SAN FRANCISCO: California's revenue in February came in $1.8 million below estimate in Governor Jerry Brown's proposed state budget plan as revenue from personal income tax weakened, the state controller's office said on Monday.
Revenue from personal income tax collections, the state's most important source of revenue, was $441.2 million below estimate in the budget proposals, reflecting a large number of tax refunds in February instead of January when they were initially expected to be sent.
Better than expected gains in revenue from sales tax and corporate tax collections helped offset the lower than expected revenue from personal income tax collections.
Revenue from sales tax collections was $363.5 million above estimate in the budget proposal while revenue from corporate tax collections was $26.3 million above forecast.
"February's revenues came within a percentage point of estimates," State Controller John Chiang said in a statement. "Healthy revenues, along with recovering home prices, a steep drop in foreclosures, and increased car sales are harbingers of a California economy that is starting to warm-up."

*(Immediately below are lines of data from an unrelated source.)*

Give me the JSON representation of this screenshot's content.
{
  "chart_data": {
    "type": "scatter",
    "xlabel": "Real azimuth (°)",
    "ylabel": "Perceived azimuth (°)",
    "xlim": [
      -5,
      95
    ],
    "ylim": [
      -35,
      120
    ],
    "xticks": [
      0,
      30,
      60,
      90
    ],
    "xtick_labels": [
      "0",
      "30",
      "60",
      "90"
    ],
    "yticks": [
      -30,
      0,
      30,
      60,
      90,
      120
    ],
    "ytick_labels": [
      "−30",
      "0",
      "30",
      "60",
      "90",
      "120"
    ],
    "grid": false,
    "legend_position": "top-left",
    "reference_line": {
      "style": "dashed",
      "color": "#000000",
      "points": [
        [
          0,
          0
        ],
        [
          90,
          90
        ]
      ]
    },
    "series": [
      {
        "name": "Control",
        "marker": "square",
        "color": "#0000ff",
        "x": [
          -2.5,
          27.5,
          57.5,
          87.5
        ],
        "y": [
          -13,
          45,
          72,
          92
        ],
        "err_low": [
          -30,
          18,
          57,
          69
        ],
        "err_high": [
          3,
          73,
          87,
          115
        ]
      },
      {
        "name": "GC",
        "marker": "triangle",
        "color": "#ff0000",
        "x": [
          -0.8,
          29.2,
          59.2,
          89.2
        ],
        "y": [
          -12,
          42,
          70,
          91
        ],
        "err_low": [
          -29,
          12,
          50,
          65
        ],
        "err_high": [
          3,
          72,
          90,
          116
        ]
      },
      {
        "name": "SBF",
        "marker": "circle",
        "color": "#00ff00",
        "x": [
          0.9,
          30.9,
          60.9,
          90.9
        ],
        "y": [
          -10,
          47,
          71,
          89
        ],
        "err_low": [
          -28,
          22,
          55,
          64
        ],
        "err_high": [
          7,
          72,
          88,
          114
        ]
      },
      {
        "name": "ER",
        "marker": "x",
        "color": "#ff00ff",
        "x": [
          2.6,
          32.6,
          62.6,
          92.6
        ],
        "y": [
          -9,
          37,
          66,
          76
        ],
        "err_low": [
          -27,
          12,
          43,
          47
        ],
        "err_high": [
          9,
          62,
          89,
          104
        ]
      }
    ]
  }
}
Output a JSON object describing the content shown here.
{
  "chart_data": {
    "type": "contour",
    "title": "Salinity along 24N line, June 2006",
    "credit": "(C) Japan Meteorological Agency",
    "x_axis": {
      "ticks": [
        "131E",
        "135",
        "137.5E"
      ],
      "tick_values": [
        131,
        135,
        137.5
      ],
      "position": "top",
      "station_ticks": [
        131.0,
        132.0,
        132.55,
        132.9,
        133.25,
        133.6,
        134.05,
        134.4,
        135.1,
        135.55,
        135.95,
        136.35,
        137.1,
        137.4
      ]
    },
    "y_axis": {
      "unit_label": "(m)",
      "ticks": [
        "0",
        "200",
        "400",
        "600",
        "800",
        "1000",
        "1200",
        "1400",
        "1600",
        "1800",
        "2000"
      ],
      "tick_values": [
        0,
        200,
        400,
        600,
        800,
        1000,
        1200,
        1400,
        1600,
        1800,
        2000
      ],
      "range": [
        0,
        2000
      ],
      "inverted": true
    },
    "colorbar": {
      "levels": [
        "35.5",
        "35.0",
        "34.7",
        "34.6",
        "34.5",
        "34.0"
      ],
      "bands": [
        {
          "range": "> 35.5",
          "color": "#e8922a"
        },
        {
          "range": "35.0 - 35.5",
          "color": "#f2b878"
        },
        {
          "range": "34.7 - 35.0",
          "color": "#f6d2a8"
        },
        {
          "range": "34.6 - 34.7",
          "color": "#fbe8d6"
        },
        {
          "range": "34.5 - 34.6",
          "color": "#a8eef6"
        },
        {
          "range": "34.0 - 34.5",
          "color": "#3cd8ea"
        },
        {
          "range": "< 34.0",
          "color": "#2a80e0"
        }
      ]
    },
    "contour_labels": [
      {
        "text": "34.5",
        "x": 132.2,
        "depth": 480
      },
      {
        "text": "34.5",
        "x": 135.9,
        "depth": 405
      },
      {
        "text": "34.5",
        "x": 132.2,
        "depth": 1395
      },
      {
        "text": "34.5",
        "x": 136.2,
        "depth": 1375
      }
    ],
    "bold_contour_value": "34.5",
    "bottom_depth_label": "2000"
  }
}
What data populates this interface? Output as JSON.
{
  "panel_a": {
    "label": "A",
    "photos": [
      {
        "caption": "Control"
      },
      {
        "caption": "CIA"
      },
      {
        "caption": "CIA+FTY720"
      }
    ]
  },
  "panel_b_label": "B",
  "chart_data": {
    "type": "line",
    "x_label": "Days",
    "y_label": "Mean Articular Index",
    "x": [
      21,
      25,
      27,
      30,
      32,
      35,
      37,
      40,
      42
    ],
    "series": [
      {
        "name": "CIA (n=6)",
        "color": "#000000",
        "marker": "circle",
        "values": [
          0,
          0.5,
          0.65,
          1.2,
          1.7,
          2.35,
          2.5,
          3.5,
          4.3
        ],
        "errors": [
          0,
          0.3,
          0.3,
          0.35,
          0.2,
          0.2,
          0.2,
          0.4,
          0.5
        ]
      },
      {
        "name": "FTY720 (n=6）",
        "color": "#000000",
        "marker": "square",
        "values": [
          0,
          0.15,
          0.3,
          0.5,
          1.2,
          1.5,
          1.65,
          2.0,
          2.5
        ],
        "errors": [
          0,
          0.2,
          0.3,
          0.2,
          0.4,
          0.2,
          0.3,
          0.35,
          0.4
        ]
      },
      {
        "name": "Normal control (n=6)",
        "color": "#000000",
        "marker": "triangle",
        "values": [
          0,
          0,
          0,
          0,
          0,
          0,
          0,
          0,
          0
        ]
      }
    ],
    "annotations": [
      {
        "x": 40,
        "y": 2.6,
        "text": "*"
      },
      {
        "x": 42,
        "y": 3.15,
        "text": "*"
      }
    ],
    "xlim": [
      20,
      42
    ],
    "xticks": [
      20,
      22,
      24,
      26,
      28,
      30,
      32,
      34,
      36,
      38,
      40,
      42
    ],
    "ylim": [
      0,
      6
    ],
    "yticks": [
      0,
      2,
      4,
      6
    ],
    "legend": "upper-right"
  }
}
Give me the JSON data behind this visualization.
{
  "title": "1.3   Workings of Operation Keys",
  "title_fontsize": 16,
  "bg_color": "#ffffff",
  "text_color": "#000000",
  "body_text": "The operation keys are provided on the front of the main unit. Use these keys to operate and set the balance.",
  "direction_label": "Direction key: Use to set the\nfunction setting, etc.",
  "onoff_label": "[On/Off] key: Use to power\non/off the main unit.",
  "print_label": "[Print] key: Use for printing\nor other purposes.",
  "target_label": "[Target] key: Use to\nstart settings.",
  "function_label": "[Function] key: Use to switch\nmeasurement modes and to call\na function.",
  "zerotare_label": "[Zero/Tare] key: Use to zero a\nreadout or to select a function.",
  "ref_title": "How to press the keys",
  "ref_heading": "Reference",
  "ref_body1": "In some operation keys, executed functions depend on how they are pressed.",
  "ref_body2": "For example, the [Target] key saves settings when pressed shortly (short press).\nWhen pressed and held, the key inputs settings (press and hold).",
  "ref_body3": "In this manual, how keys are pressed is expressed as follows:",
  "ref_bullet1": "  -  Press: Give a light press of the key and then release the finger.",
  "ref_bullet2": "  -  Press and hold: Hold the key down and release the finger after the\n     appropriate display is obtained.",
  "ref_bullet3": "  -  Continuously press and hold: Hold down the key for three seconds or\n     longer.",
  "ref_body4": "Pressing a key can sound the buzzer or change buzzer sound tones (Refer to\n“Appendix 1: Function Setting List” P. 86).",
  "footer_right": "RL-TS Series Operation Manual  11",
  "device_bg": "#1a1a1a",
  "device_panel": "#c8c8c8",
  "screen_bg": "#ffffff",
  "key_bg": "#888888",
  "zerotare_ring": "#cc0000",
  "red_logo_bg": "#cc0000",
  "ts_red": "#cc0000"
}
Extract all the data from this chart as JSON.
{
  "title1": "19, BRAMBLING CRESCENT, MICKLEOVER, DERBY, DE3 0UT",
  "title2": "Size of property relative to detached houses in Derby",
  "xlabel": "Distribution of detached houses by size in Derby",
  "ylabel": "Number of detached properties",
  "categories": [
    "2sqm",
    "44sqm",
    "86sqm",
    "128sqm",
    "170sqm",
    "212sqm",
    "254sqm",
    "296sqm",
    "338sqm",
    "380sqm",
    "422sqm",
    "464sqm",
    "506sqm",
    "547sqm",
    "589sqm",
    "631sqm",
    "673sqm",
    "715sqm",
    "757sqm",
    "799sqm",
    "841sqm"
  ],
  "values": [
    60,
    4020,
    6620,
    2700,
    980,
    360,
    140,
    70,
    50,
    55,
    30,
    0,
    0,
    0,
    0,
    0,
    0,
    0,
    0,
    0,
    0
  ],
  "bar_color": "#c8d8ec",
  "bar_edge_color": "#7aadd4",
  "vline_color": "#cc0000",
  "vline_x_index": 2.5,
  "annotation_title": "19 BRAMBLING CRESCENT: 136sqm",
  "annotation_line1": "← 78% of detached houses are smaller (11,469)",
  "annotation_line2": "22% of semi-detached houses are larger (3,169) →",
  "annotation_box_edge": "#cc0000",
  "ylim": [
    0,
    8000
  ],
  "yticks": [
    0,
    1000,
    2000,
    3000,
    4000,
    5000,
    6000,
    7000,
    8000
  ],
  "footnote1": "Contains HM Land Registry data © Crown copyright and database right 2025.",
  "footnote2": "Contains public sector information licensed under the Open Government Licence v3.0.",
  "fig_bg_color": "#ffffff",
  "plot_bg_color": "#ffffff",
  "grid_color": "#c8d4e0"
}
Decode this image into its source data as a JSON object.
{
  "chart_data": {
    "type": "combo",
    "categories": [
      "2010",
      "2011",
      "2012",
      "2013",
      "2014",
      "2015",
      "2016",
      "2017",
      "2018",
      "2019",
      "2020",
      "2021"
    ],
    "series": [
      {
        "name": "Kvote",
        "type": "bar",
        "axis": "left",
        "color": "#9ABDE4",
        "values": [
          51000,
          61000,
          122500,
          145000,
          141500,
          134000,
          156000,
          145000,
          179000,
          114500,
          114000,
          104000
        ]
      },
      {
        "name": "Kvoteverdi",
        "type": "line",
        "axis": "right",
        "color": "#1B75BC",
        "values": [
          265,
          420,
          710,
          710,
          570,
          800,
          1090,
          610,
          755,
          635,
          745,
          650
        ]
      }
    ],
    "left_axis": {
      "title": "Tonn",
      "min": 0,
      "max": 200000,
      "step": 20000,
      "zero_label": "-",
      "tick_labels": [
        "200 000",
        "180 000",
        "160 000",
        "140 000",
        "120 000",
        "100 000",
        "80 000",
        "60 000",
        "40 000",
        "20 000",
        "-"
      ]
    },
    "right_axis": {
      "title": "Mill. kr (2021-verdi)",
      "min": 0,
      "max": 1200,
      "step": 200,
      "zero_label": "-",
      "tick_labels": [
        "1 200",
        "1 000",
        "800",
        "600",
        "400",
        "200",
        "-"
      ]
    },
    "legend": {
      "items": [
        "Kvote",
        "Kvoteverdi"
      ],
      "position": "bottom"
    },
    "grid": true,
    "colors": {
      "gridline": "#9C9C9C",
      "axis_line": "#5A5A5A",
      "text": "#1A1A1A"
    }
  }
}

California's revenue since the July 1 start of its fiscal year is $4.3 billion above expectation, according to a spokesman for the controller.
Chiang's office in its monthly revenue report said California's leaders should remain cautious about the state's revenue trend: "The economy could lose momentum, which could adversely impact tax receipts even with the effect of higher tax rates. It will also be critical that spending remain restrained to keep the State on a track toward fiscal health."
Brown's budget proposal projects the state budget to swing to a surpluses thanks to the improving economy, new revenue from tax increases approved by voters in November and fellow Democrats who control the legislature backing his plan for holding down spending.